Google has pulled its AI, called Gemma, from its AI Studio following Senator Marsha Blackburn’s (R-TN) letter to CEO Sundar Pichai, saying the model created fake headlines and criminal allegations surrounding events that never occurred.
The company explained that Gemma can still be found in an application programming interface, or API.
“We’ve now seen reports of non-developers trying to use Gemma in AI Studio and ask it factual questions,” Google said. “We never intended this to be a consumer tool or model, or to be used this way. To prevent this confusion, access to Gemma is no longer available on AI Studio. It is still available to developers through the API.”

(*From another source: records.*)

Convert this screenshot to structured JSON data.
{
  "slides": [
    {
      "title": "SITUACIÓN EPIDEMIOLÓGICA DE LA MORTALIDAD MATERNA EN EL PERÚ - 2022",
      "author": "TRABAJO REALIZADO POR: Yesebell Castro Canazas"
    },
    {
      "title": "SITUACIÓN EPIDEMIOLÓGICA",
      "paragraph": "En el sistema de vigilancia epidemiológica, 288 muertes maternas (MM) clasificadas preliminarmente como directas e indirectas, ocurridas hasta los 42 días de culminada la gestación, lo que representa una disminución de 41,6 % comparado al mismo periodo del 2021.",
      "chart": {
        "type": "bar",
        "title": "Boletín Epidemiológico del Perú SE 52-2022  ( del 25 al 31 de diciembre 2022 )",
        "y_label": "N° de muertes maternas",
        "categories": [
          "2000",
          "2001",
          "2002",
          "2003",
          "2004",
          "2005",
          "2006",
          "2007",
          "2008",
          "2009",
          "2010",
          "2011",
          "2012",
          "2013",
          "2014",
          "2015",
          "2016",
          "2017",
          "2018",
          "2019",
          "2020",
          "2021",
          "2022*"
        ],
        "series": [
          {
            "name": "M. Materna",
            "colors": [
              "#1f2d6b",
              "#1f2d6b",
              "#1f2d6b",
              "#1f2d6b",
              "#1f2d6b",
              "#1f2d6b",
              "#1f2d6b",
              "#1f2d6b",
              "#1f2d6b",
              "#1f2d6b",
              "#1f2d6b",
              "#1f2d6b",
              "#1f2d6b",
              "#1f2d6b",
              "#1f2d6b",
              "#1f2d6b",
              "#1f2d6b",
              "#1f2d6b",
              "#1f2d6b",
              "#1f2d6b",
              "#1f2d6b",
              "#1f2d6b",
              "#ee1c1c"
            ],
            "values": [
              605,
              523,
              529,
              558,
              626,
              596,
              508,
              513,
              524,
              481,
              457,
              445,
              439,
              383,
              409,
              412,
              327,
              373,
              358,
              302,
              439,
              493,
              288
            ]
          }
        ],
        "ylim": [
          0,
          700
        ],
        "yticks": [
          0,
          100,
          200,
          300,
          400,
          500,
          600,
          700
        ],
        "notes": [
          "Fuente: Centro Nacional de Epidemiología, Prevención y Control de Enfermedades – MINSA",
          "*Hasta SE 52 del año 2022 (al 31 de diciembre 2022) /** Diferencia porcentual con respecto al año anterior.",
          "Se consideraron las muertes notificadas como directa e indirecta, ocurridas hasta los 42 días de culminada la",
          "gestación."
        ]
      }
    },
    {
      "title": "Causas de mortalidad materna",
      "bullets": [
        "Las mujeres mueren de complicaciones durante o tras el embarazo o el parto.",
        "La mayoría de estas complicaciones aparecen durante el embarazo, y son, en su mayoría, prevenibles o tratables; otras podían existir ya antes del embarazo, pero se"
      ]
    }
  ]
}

Google further explained that factual errors, called “hallucinations,” are “challenges across the AI industry, particularly smaller open models like Gemma.”
Last week, Blackburn accused the AI model of generating links to “fabricated news articles to support” the following story:
“During her 1987 campaign for the Tennessee State Senate, Marsha Blackburn was accused of having a sexual relationship with a state trooper, and the trooper alleged that she pressured him to obtain prescription drugs for her and that the relationship involved non-consensual acts.”
Blackburn asserted, “None of this is true, not even the campaign year which was actually 1998. The links lead to error pages and unrelated news articles. There has never been such an accusation, there is no such individual, and there are no such news stories. “
“This is not a harmless ‘hallucination.’ It is an act of defamation produced and distributed by a Google-owned AI model,” she wrote.